In the case at bar, Plaintiff does not indicate how a newspaper, or a newspaper editor, operated under the color of law. The Complaint contains no statement suggesting even a remote connection between the government officials and the newspaper, or its owners, or its staff. It appears that the newspaper merely published an article it deemed newsworthy. Consequently, Plaintiff's Complaint fails to state a claim upon which relief may be granted as against the newspaper, or its owners, or its staff.
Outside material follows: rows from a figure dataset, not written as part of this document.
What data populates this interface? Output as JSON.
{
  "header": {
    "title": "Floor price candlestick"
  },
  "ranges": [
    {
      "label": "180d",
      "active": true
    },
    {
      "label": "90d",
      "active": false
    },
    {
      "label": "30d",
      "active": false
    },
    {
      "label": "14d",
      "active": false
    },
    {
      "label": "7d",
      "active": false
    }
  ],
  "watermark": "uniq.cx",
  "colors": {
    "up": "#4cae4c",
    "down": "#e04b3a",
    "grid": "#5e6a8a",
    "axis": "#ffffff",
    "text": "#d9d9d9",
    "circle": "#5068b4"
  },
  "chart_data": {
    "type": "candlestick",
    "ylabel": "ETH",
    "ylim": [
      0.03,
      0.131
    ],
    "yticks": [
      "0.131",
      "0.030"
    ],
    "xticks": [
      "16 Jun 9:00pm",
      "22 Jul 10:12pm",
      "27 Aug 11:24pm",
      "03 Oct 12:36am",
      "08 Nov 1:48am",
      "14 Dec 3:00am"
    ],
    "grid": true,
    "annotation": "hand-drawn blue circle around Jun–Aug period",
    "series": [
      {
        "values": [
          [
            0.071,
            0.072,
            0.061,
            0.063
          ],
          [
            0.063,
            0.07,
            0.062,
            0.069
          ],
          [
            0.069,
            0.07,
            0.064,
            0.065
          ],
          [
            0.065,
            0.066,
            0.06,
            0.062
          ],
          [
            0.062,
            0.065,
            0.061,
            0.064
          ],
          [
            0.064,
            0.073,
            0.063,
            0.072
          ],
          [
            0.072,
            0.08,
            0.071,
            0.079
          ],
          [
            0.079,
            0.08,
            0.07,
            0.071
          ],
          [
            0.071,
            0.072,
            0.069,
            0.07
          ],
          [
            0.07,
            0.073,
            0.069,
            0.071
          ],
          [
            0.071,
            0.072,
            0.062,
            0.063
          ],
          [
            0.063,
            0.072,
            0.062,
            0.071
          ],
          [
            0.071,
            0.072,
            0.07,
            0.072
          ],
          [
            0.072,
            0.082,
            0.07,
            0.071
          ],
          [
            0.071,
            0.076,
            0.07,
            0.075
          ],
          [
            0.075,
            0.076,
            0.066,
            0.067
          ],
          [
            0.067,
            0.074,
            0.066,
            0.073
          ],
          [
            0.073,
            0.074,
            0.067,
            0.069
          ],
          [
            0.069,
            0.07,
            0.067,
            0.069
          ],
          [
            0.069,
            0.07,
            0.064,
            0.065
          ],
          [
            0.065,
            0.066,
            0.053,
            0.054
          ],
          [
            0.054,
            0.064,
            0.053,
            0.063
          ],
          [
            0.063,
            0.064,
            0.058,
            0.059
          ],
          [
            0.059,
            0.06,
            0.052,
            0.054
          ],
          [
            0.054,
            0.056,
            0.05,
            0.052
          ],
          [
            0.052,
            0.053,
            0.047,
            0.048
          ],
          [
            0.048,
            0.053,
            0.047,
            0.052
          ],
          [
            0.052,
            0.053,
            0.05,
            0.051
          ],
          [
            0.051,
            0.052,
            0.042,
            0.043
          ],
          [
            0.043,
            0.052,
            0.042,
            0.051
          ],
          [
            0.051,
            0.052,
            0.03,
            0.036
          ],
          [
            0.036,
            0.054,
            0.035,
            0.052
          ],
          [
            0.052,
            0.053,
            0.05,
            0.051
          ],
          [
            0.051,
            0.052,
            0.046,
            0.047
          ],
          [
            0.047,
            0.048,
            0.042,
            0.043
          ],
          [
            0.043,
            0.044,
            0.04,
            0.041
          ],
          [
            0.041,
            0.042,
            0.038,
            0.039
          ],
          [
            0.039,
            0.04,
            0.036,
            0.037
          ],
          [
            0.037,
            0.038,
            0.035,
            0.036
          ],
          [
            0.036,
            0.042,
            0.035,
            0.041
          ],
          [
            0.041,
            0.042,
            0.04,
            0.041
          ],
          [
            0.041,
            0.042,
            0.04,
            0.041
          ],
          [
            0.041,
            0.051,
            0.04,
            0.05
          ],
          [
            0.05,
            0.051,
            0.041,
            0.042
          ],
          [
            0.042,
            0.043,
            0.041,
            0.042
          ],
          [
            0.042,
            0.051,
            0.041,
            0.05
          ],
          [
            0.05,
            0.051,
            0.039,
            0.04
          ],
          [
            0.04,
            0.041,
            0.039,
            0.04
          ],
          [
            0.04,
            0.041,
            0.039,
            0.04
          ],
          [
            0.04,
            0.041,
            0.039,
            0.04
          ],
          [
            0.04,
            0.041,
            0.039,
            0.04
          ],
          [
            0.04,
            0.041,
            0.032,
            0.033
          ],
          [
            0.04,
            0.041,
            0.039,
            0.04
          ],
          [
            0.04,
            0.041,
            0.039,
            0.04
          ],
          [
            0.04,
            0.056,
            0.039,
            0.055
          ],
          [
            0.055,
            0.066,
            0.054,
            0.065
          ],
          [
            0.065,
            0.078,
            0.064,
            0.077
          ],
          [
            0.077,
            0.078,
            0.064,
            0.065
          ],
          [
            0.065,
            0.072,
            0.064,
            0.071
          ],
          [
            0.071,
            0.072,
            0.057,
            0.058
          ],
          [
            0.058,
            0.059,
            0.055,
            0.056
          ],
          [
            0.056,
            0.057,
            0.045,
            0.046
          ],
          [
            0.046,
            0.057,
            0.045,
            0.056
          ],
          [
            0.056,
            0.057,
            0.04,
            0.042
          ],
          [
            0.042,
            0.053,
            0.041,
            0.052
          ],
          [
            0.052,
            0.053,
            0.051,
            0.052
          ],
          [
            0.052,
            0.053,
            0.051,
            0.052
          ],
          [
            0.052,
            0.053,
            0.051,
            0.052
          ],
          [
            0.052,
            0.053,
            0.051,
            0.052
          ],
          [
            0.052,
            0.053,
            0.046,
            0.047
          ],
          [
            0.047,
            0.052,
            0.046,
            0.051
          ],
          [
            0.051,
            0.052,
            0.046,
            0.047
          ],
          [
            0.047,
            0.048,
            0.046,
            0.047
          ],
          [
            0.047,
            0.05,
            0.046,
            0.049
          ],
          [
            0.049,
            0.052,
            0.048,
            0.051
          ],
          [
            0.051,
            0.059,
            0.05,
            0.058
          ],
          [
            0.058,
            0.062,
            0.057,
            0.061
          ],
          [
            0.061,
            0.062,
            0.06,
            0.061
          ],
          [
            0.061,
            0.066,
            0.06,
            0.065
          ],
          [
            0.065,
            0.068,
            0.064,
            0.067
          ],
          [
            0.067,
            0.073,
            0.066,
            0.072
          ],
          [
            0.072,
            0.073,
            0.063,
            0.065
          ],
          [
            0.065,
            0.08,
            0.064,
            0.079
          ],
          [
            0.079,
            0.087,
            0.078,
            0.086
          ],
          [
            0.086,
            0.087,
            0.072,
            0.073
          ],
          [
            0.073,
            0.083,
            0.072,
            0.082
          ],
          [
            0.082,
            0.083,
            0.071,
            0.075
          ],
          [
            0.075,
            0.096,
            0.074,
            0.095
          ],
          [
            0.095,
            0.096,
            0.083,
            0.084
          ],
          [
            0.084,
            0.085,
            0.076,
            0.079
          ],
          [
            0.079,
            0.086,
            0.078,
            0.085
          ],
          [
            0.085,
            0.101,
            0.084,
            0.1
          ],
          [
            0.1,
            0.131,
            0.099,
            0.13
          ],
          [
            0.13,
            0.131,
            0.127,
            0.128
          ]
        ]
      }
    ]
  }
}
The Court enters no opinion as to whether the content of the article might qualify as libel in a common law tort action. The Court notes that the publication cannot qualify as "slander," since the tort of slander presumes a harmful statement in a transitory form, e.g., speech. See Restatement (Second) of Torts, § 568 (1977).
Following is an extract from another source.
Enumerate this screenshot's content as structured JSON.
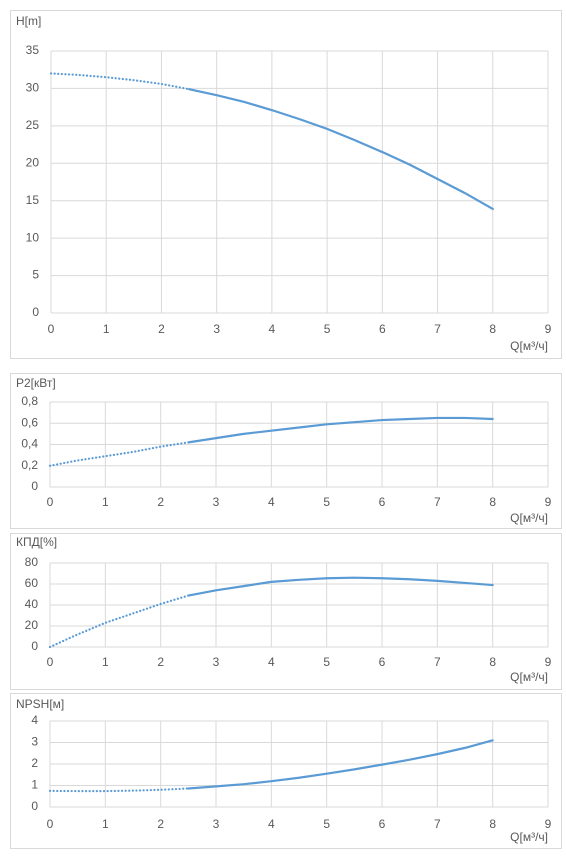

C. Defendants John/Jane Does and XYZ
Personal involvement by a defendant is an indispensable element of a valid legal claim, and it may exist only where the named defendant violated the plaintiff's rights either by executing the acts at issue himself or herself, or by directing others to violate the plaintiff's rights. See Rode v. Dellarciprete, 845 F.2d 1195, 1207 (3d Cir. 1988). Where no personal involvement by the defendant is asserted, Plaintiff's claim against that defendant is subject to dismissal. See id. Since Plaintiffs' allegations against Defendants John/Jane Does, 1 to 10, and Defendants XYZ is limited merely to listing these Defendants in the caption of his Complaint, the Court has no grounds to presume that Plaintiff might be able to either identify or state any claim against these Defendants. Consequently, Plaintiff's "allegations" against Defendants John/Jane Does, 1 to 10, and Defendants XYZ will be dismissed for failure to state a claim upon which a relief may be granted.
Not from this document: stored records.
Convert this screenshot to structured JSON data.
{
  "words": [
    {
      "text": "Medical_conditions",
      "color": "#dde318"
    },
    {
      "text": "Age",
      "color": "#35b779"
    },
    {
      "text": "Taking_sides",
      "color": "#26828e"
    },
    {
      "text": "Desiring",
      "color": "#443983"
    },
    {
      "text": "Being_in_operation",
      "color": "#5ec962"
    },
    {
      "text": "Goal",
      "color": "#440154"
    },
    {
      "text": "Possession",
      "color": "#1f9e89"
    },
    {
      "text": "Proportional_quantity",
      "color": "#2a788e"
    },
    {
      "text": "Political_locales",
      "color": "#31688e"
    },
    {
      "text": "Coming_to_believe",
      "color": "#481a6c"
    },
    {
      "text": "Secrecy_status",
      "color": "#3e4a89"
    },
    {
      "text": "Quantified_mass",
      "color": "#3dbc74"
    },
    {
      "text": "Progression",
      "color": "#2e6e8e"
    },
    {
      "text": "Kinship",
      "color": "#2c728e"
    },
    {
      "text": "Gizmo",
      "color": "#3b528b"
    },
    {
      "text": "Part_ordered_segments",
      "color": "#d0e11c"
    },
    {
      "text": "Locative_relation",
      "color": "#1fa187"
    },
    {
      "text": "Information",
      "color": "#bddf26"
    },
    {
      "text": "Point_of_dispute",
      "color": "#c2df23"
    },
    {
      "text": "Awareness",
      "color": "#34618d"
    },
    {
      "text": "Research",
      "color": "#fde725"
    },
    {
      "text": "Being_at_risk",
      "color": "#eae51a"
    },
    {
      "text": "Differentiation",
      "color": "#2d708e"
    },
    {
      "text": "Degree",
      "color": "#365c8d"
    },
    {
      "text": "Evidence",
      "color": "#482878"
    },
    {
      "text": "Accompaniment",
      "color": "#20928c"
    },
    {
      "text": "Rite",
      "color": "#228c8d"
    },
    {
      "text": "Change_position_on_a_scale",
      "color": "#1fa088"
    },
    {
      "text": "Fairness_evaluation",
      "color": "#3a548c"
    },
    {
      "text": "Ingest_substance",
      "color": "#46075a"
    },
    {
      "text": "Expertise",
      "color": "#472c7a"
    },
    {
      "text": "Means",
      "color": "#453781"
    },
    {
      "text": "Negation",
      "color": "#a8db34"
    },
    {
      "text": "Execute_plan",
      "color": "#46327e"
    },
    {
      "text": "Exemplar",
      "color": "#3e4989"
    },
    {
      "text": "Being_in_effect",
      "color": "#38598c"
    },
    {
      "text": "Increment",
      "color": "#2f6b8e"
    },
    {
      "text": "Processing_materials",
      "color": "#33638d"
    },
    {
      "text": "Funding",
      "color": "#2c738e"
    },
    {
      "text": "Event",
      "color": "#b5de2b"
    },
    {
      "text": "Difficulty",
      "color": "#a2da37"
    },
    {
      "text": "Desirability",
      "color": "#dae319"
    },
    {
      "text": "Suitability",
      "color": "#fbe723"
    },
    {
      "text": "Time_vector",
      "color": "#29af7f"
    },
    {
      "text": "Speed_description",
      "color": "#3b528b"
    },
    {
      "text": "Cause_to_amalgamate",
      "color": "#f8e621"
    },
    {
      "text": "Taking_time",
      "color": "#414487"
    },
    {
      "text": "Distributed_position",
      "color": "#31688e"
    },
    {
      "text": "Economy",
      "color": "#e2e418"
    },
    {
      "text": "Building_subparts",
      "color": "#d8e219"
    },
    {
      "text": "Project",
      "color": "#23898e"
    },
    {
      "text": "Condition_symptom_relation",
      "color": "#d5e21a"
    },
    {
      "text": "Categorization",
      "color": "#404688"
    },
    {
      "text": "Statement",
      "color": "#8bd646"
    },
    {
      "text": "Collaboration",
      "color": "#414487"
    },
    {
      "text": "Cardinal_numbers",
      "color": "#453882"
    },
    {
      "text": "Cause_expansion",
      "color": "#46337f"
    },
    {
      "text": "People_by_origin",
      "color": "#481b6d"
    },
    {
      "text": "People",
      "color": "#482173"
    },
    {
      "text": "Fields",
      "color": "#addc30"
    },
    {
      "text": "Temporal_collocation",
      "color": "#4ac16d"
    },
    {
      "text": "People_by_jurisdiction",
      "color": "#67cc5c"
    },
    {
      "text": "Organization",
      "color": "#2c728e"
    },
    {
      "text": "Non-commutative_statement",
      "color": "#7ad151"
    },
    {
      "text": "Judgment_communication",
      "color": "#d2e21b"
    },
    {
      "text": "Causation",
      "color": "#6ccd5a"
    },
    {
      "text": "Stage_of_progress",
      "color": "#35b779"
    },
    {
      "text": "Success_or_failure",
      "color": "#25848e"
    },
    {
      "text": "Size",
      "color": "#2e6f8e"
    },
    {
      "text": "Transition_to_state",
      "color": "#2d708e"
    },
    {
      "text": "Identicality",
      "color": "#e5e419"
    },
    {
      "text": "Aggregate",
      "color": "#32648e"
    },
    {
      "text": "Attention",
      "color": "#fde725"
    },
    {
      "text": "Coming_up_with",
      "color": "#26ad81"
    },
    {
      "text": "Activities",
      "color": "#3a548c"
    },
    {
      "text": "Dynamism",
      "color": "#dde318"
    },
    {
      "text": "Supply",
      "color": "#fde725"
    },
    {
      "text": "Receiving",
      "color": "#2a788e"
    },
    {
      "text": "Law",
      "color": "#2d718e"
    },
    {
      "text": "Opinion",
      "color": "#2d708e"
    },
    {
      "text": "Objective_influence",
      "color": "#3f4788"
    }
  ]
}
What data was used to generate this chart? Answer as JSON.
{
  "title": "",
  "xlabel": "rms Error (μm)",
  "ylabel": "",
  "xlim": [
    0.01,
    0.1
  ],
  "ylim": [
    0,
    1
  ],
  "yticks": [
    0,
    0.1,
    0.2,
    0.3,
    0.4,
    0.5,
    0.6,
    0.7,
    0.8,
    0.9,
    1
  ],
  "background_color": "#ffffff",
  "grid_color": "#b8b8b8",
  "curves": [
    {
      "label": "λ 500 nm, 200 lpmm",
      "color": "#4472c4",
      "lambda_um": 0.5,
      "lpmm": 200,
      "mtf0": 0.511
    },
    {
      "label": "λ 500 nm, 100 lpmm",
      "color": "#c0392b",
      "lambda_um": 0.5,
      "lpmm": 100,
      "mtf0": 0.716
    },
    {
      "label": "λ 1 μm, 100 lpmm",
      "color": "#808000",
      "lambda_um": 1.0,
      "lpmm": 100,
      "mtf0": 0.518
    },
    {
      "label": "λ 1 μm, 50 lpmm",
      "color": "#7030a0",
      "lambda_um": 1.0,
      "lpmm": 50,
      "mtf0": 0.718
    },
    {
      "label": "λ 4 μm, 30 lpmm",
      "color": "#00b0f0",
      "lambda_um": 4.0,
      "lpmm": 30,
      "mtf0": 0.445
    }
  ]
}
The sole fact that Plaintiffs do not know the identities of defendants does not necessarily nullify Plaintiffs' claims. See Alston v. Parker, 363 F.3d 229, 233 n. 6 (3d Cir. 2004) ("Plaintiffs may be unaware of the identities and roles of relevant actors and, owing to their incarceration or institutionalization, unable to conduct a pre-trial investigation to fill in the gaps. But by itself, this lack of knowledge does not bar entry into a federal court. The principles of notice pleading and the liberal discovery rules allow for meritorious claims to proceed even if a confined prisoner cannot adduce all the necessary facts at the outset"). The Court, however, needs to have at least some assurances that the unidentified parties (a) were actually involved in the alleged wrongdoings, and (b) could be identified and served with process in a reasonable future. See id.; see also Rode, 845 F.2d at 1207.
CONCLUSION
For the foregoing reasons, the Court grants Plaintiff's application to file the Complaint without prepayment of the filing fee and dismisses the Complaint with prejudice for failure to state a claim upon which relief may be granted.An appropriate Order accompanies this Opinion.